Review: The D.D.C


By Dina Ustovic


This review was written for mindshare, a creative community and online mental health publication. Reflections are by mindshare writers with lived experience of mental illness, specifically critiquing through a mental health lens. Content may contain triggering themes.

 Dead dads and comedy shouldn’t really mix but The D.D.C somehow makes it work. With its interesting premise, this stand-up comedy show hosted by Eliza Thomas promises to deliver a night of dark humour and enough crude jokes that it will make you wish you were a part of the dead dad’s club.
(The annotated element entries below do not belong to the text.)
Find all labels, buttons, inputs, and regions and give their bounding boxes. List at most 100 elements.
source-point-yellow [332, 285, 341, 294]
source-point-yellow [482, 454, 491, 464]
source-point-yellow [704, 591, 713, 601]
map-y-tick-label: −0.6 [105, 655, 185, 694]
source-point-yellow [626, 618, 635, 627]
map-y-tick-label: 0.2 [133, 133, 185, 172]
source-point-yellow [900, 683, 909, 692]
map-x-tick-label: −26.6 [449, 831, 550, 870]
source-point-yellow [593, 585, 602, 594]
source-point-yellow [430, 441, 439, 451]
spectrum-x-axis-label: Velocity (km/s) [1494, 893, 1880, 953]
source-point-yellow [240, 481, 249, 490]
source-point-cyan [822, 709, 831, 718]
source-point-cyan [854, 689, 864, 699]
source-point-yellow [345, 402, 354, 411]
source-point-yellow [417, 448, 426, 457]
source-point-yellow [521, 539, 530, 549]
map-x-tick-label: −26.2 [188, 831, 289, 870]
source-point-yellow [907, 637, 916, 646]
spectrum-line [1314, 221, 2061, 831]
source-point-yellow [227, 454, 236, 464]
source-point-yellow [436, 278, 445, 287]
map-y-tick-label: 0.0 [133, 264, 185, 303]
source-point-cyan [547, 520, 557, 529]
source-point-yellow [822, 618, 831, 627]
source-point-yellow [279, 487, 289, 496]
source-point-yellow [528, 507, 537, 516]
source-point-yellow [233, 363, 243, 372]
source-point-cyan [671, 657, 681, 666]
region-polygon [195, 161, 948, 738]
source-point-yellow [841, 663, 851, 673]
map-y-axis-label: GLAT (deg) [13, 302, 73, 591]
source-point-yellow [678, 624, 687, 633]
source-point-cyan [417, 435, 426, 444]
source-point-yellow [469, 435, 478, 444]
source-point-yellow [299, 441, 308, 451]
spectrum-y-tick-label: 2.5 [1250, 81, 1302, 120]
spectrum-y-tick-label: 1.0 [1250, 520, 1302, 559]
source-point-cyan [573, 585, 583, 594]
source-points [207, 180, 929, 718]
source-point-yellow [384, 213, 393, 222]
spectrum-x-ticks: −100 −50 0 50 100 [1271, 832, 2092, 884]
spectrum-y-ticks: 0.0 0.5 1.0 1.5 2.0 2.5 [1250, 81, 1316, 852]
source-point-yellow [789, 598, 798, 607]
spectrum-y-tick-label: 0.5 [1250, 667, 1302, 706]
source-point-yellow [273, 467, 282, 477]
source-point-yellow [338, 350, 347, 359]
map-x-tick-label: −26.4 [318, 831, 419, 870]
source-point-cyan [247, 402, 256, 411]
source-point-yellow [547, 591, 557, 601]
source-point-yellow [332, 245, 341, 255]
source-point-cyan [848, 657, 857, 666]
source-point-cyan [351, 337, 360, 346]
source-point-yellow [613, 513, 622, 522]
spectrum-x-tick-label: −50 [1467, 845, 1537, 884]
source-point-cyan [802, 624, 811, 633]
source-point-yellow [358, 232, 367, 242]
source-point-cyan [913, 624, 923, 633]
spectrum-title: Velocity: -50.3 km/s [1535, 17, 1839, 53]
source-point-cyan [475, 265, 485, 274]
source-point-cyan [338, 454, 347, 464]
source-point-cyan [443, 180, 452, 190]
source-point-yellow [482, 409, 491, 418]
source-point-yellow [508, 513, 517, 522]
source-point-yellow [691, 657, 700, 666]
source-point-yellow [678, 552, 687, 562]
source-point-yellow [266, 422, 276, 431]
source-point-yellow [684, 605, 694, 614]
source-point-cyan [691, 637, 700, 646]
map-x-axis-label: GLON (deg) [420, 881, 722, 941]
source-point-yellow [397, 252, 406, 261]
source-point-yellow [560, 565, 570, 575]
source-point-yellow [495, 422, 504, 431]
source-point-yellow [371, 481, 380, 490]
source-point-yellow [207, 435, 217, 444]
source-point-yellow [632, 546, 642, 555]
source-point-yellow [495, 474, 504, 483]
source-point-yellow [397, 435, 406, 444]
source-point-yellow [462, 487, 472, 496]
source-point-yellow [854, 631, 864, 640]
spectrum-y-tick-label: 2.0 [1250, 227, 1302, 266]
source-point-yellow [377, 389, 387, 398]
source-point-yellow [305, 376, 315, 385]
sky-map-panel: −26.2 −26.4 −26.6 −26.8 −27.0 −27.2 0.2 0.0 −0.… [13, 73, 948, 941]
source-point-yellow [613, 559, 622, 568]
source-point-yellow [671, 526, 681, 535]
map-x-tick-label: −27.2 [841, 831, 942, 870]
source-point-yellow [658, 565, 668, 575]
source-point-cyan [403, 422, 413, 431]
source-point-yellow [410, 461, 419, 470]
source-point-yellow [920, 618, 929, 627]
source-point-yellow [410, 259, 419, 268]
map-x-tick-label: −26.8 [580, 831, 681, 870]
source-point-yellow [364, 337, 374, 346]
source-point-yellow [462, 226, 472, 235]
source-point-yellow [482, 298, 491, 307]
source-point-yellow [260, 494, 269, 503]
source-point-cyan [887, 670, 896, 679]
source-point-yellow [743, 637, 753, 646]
Thomas is a charismatic host as she introduces each act onto the stage. Filled with enough self-awareness, her quirky charm bounces off and radiates around the room. Alongside her quick wits and dry sense of humour, she is not afraid to say something outrageous or something that could be construed as awkward but simply comes off as ironic charm.

The rest of the acts on stage are hilarious in their own right. Each person brings a new story that leaves the audience laughing but also worried if they should be. Truly sticking to the premise of the show. The level of self-awareness, irony and dark humour creates an opportunity for each act to truly revel in telling the audience a fascinating and entertaining story with each punchline packing an extra punch.

However, it is the way that the premise is executed that truly is memorable. Each comedian in length discusses the death of their fathers. Whilst they do make fun of their fathers, there is also a sense of coming to terms with grief that is presented within each story. It becomes a safe space for the comedians to allow their grief to show whilst also honouring the memories. It feels like a collective therapy session. A moment of quiet bonding between the audience and comedian that allows us to reflect on our own fathers and memories.

It would have been nice to hear more about how these events affected the mental health of the acts on stage. Sadly, these moments are few and far between in the show as most acts opted to keep it as light-hearted as you could whilst discussing death. However, in a way by paying homage to their fathers, Thomas & Co show how humour can be used to deal with extreme grief and sorrow.  

Overall, The D.D.C is as morbid and fascinating as the premise suggests. Thomas has created an entertaining show that allows us to explore grief by using humour to honour one’s memory. The D.D.C could have benefited more by exploring mental health in a more nuanced and deeper way yet its cursory gaze at this topic still allows for a discussion on grief to be formed. Three stars.